Count non-symmetric bytes

Question

I am looking for a clean way to list the (8 bit) integers whose binary representation is not the same as another integer up to rotation and reflection.

For example the list will probably start as
0
1
(2=10b is skipped because you can rotate the bits in 1, therefore all powers of 2 are skipped. Also every number except 0 will be odd)
3=11b
5=101b 7=111b
9=1001b 11=1011b (so 13=1101b will be skipped because 11010000b is a reflection of 1101b which can then be rotated to the right 4 times ) .
.
.

Also ideally how could this be generalized to numbers with different numbers of bits, (16, 32, or just n) and other bases beside 2.

Answer 1

Since @John Smith thought my comment was a good answer, here it is an answer.

The answers here may be illuminating.

Answer 2

Thanks to Jeffromi for explaining the problem better -- I've deleted my previous answer.

Here's another solution in Perl.
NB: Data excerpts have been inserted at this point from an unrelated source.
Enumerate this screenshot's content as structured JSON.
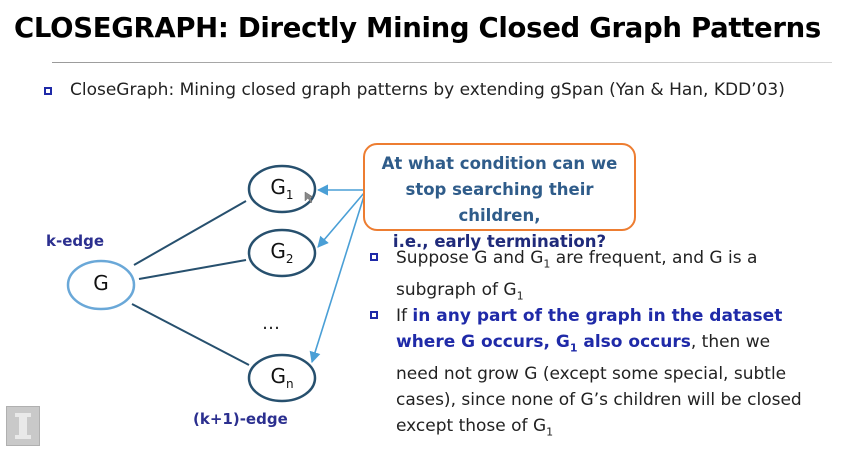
{
  "slide": {
    "title": "CLOSEGRAPH: Directly Mining Closed Graph Patterns",
    "bullet1": "CloseGraph: Mining closed graph patterns by extending gSpan (Yan & Han, KDD’03)"
  },
  "diagram": {
    "nodes": {
      "g": "G",
      "g1": "G",
      "g1_sub": "1",
      "g2": "G",
      "g2_sub": "2",
      "gn": "G",
      "gn_sub": "n"
    },
    "dots": "…",
    "k_edge_label": "k-edge",
    "k1_edge_label": "(k+1)-edge"
  },
  "callout": {
    "line1": "At what condition can we",
    "line2": "stop searching their children,",
    "line3": "i.e., early termination?"
  },
  "bullet2": {
    "p1": "Suppose G and G",
    "s1": "1",
    "p2": " are frequent, and G is a subgraph of G",
    "s2": "1"
  },
  "bullet3": {
    "p1": "If ",
    "h1": "in any part of the graph in the dataset where G occurs, G",
    "hs": "1",
    "h2": " also occurs",
    "p2": ", then we need not grow G (except some special, subtle cases), since none of G’s children will be closed except those of G",
    "s3": "1"
  },
  "colors": {
    "accent_blue": "#1f2aa8",
    "callout_border": "#ed7d31",
    "node_border": "#6aa8d8",
    "arrow": "#4a9fd6"
  }
}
Perl is a good language for this sort of problem because it makes it easy to treat numbers as text and text as numbers.

i: for $i (0..255) {
  $n1 = sprintf "%08b", $i;    # binary representation of $i

  $n2 = $n1;                   # "unreflected" copy of $n1
  $n3 = reverse $n1;           # "reflection" of $n1 

  for $j (1..8) {
    $n2 = chop($n2) . $n2;     # "rotate" $n2
    $n3 = chop($n3) . $n3;     # "rotate" $n3
    next i if $found{$n2} or $found{$n3};
  }

  # if we get here, we rotated $n2 and $n3 8 times
  # and didn't get a nonsymmetric byte that we've
  # seen before -- this is a nonsymmetric byte
  $found{$n1}++;
  print "$i   $n1\n";
}

This isn't as simple as the previous solution, but the jist is to try out all 16 combinations (2 reflections x 8 rotations) and compare them with all of the nonsymmetric bytes you've seen before.

There's a operator for bit shifting with rotation in Perl, but the chop($num) . $num idiom I used generalizes better to problems with base n.

Answer 3

You can use a sieve, similar to the sieve of Eratosthenes for prime numbers.

Use a bit array (BitSet in Java) with one bit for each number.

Initially mark all bits.

Go sequentially through the bit array until you find the next bit that is set at index n, this is a number in your set. Then clear the bits of all other numbers that can be reached from n via rotation and mirroring.

On today's machines this is feasible up to 32 bits, which would use 512MB of memory.

Answer 4

An alternative solution to Eratosthenes' Sieve would be to construct a test T(k) that returns True or False for any given k.

It would be slower, but this way no storage would be needed, so it would extend more readily to arbitrary data length.

If you simplify the problem for a moment, and say we are simply looking to discard reflections, then it would be easy:

T_ref(k) returns true iff k <= Reflection(k).

As for rotating bits, exactly the same can be done:

T_rot(k) returns true iff k == MIN{the set of all rotations of k}

You can think of dividing your integers up into a bunch of equivalence classes E(k) where E(k) is the set of all reflection&rotation permutations of k.

You might want to take a moment to satisfy yourself that the set of natural numbers N partitions itself readily into such disjoint subsets.

Then the set

{k s.t. k == MIN(E(k)) } 

will guarantee to contain exactly one element from each equivalence class.

This would make a really nice interview question.